From research to synergetic collaboration

The innovation took years of research, led by renowned professor David Marpaung. While Steven did his PhD in this research group at the UT, Kees did 2 years of his PhD at Harvard University in the research group that developed the TFLN material. “I learned how to make those chips there,” says Kees. “Simultaneously, the group in Twente was building up the chip technology here. That’s why we saw potential to team up: Steven is the expert in stimulated Brillouin scattering, and my expertise is in the making of these chips.” Steven adds: “And then we have Akshay Keloth, who developed the cleanroom process here from the ground up. He spent almost a whole year trying to bring the material to the Netherlands, into the cleanroom. All that expertise added up makes for a very synergetic collaboration to further improve the performance of our chip.” 

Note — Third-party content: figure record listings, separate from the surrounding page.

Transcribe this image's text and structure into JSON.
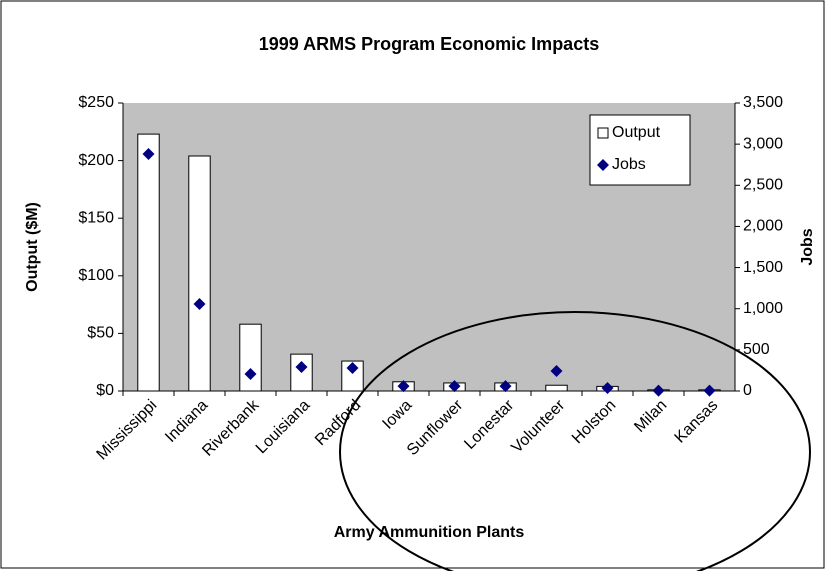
{
  "chart_data": {
    "type": "bar",
    "title": "1999 ARMS Program Economic Impacts",
    "x_label": "Army Ammunition Plants",
    "y_label": "Output ($M)",
    "y2_label": "Jobs",
    "categories": [
      "Mississippi",
      "Indiana",
      "Riverbank",
      "Louisiana",
      "Radford",
      "Iowa",
      "Sunflower",
      "Lonestar",
      "Volunteer",
      "Holston",
      "Milan",
      "Kansas"
    ],
    "series": [
      {
        "name": "Output",
        "type": "bar",
        "color": "#ffffff",
        "values": [
          223,
          204,
          58,
          32,
          26,
          8,
          7,
          7,
          5,
          4,
          1,
          1
        ]
      },
      {
        "name": "Jobs",
        "type": "scatter",
        "axis": "y2",
        "color": "#000080",
        "values": [
          2880,
          1057,
          207,
          292,
          280,
          60,
          60,
          60,
          243,
          36,
          5,
          5
        ]
      }
    ],
    "ylim": [
      0,
      250
    ],
    "yticks": [
      {
        "value": 0,
        "label": "$0"
      },
      {
        "value": 50,
        "label": "$50"
      },
      {
        "value": 100,
        "label": "$100"
      },
      {
        "value": 150,
        "label": "$150"
      },
      {
        "value": 200,
        "label": "$200"
      },
      {
        "value": 250,
        "label": "$250"
      }
    ],
    "y2lim": [
      0,
      3500
    ],
    "y2ticks": [
      0,
      500,
      {
        "value": 1000,
        "label": "1,000"
      },
      {
        "value": 1500,
        "label": "1,500"
      },
      {
        "value": 2000,
        "label": "2,000"
      },
      {
        "value": 2500,
        "label": "2,500"
      },
      {
        "value": 3000,
        "label": "3,000"
      },
      {
        "value": 3500,
        "label": "3,500"
      }
    ],
    "plot_background": "#c0c0c0",
    "legend": "upper right"
  }
}
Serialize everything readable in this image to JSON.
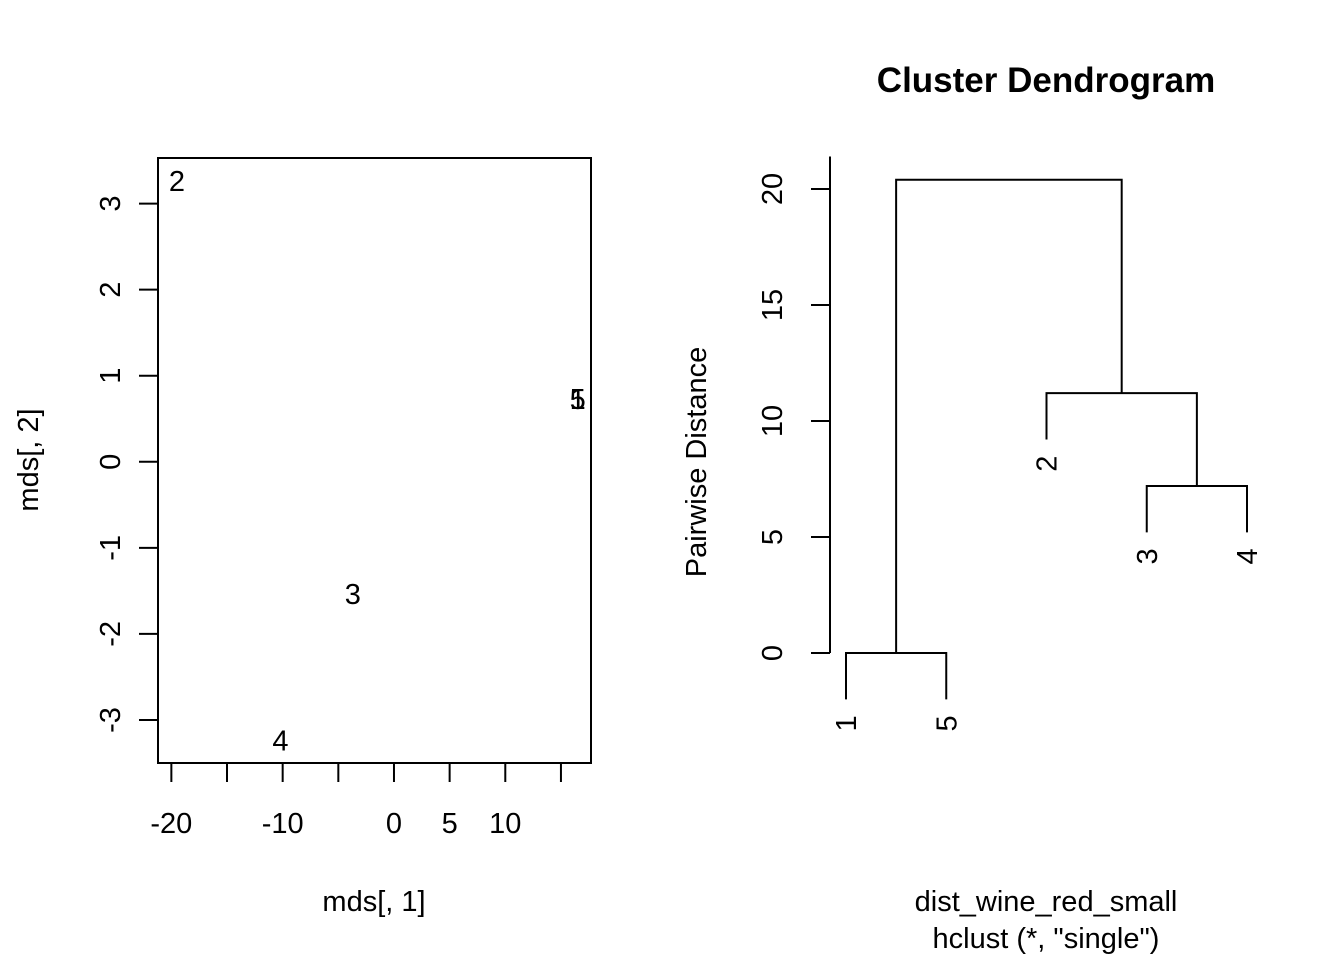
{
  "chart_data": [
    {
      "type": "scatter",
      "title": "",
      "xlabel": "mds[, 1]",
      "ylabel": "mds[, 2]",
      "xlim": [
        -21.2,
        17.7
      ],
      "ylim": [
        -3.5,
        3.53
      ],
      "xticks": [
        -20,
        -15,
        -10,
        -5,
        0,
        5,
        10,
        15
      ],
      "xtick_labels": [
        "-20",
        "",
        "-10",
        "",
        "0",
        "5",
        "10",
        ""
      ],
      "yticks": [
        3,
        2,
        1,
        0,
        -1,
        -2,
        -3
      ],
      "ytick_labels": [
        "3",
        "2",
        "1",
        "0",
        "-1",
        "-2",
        "-3"
      ],
      "points": [
        {
          "label": "1",
          "x": 16.5,
          "y": 0.72
        },
        {
          "label": "2",
          "x": -19.5,
          "y": 3.25
        },
        {
          "label": "3",
          "x": -3.7,
          "y": -1.55
        },
        {
          "label": "4",
          "x": -10.2,
          "y": -3.25
        },
        {
          "label": "5",
          "x": 16.5,
          "y": 0.72
        }
      ]
    },
    {
      "type": "dendrogram",
      "title": "Cluster Dendrogram",
      "ylabel": "Pairwise Distance",
      "xlabel": "dist_wine_red_small",
      "sub": "hclust (*, \"single\")",
      "ylim": [
        0,
        21.4
      ],
      "yticks": [
        0,
        5,
        10,
        15,
        20
      ],
      "ytick_labels": [
        "0",
        "5",
        "10",
        "15",
        "20"
      ],
      "leaf_order": [
        "1",
        "5",
        "2",
        "3",
        "4"
      ],
      "merges": [
        {
          "left": "1",
          "right": "5",
          "height": 0
        },
        {
          "left": "3",
          "right": "4",
          "height": 7.2
        },
        {
          "left": "2",
          "right": "[3,4]",
          "height": 11.2
        },
        {
          "left": "[1,5]",
          "right": "[2,3,4]",
          "height": 20.4
        }
      ],
      "leaf_heights": {
        "1": 0,
        "5": 0,
        "2": 11.2,
        "3": 7.2,
        "4": 7.2
      }
    }
  ]
}
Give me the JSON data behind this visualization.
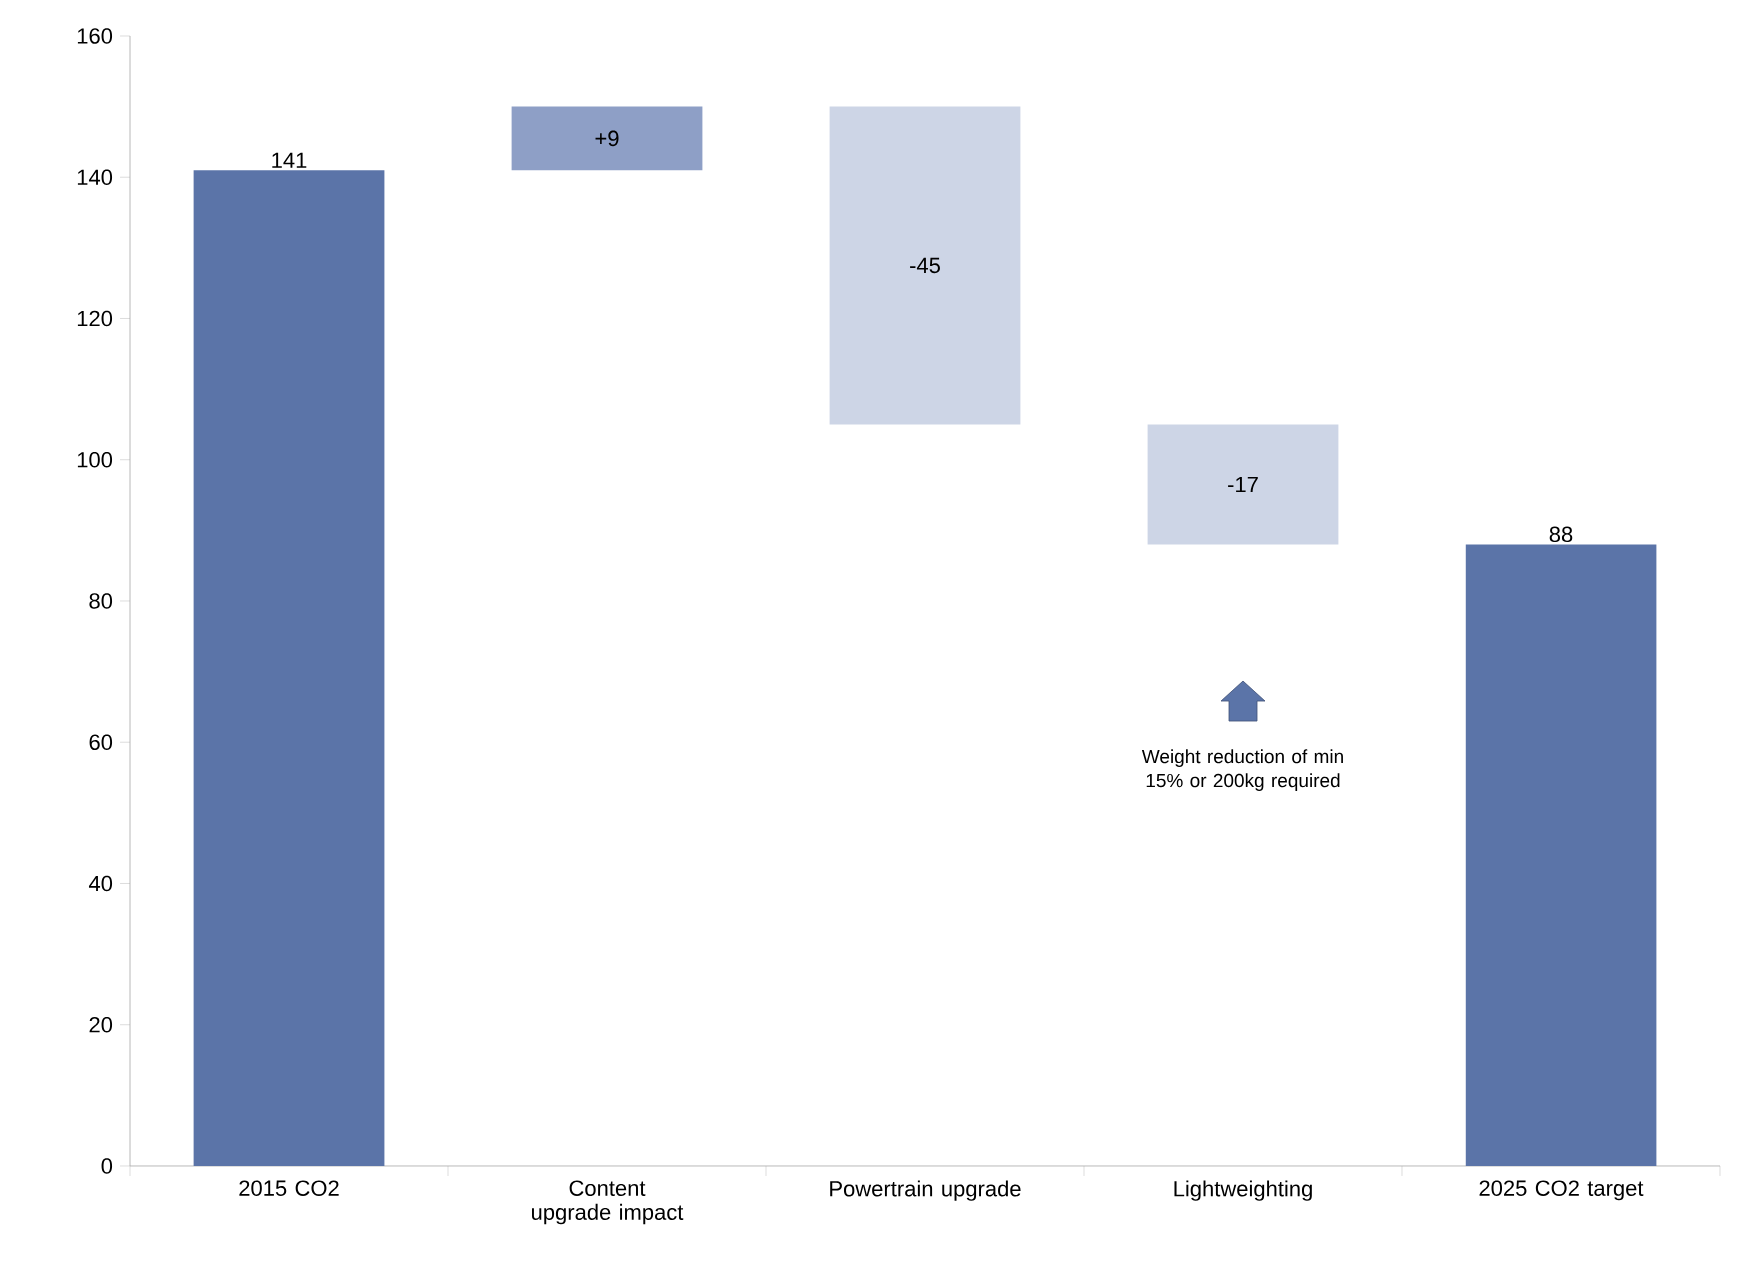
{
  "chart_data": {
    "type": "bar",
    "categories": [
      "2015 CO2",
      "Content upgrade impact",
      "Powertrain upgrade",
      "Lightweighting",
      "2025 CO2 target"
    ],
    "values": [
      141,
      9,
      -45,
      -17,
      88
    ],
    "base": [
      0,
      141,
      150,
      105,
      0
    ],
    "colors": [
      "#5b74a8",
      "#8e9fc6",
      "#cdd5e6",
      "#cdd5e6",
      "#5b74a8"
    ],
    "value_labels": [
      "141",
      "+9",
      "-45",
      "-17",
      "88"
    ],
    "ylim": [
      0,
      160
    ],
    "yticks": [
      0,
      20,
      40,
      60,
      80,
      100,
      120,
      140,
      160
    ],
    "grid": false,
    "annotations": [
      "Weight reduction of min 15% or 200kg required"
    ]
  }
}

Entrepreneurial university

To get to where they are now, they got some help along the way. Steven: “The cleanroom staff at MESA+ was very helpful in making this all happen. You see, it’s rather daunting for a cleanroom to introduce a new material because it has all kinds of requirements to avoid contamination. They were really collaborative.” Kees adds: “That’s really what makes the UT an entrepreneurial university. There’s also a plethora of support from Novel-T for researchers wanting to spin out. The founding process went really fast, and the dealmaking with the university was done very respectfully for both sides. The knowledge transfer infrastructure is very mature and complete. Furthermore, there is a whole community of ChipTech startups here in Twente that we work with and learn from, like Quix Quantum and QSA Technology. Everyone just really wants to help each other. It’s ‘noaberschap’ (neighborliness, ed.) in a high-tech jacket.”

Going down in history

The company has a good reason to stay in Twente for the foreseeable future. Steven: “Currently, we still share an office with PhD students, so having our own office would be nice to start with. But we have high ambitions, meaning that we want to grow into the global market. We want to serve not only Europe, but also Asia and maybe even the rest of the world. The chip foundry of New Origin would be great for that, especially if we want to realize our dream: to become the next Nvidia. It started as a joke by David, but now that’s truly what we work towards.” Their ambitions echo through in their name: Sabratha comes from the ancient city in Libya. More specifically, from its amphitheater, where The Beatles were supposed to give their final concert (David is a huge fan). That concert never happened, but it didn’t make Sabratha less immortal. Kees: “We want to build something that lasts.”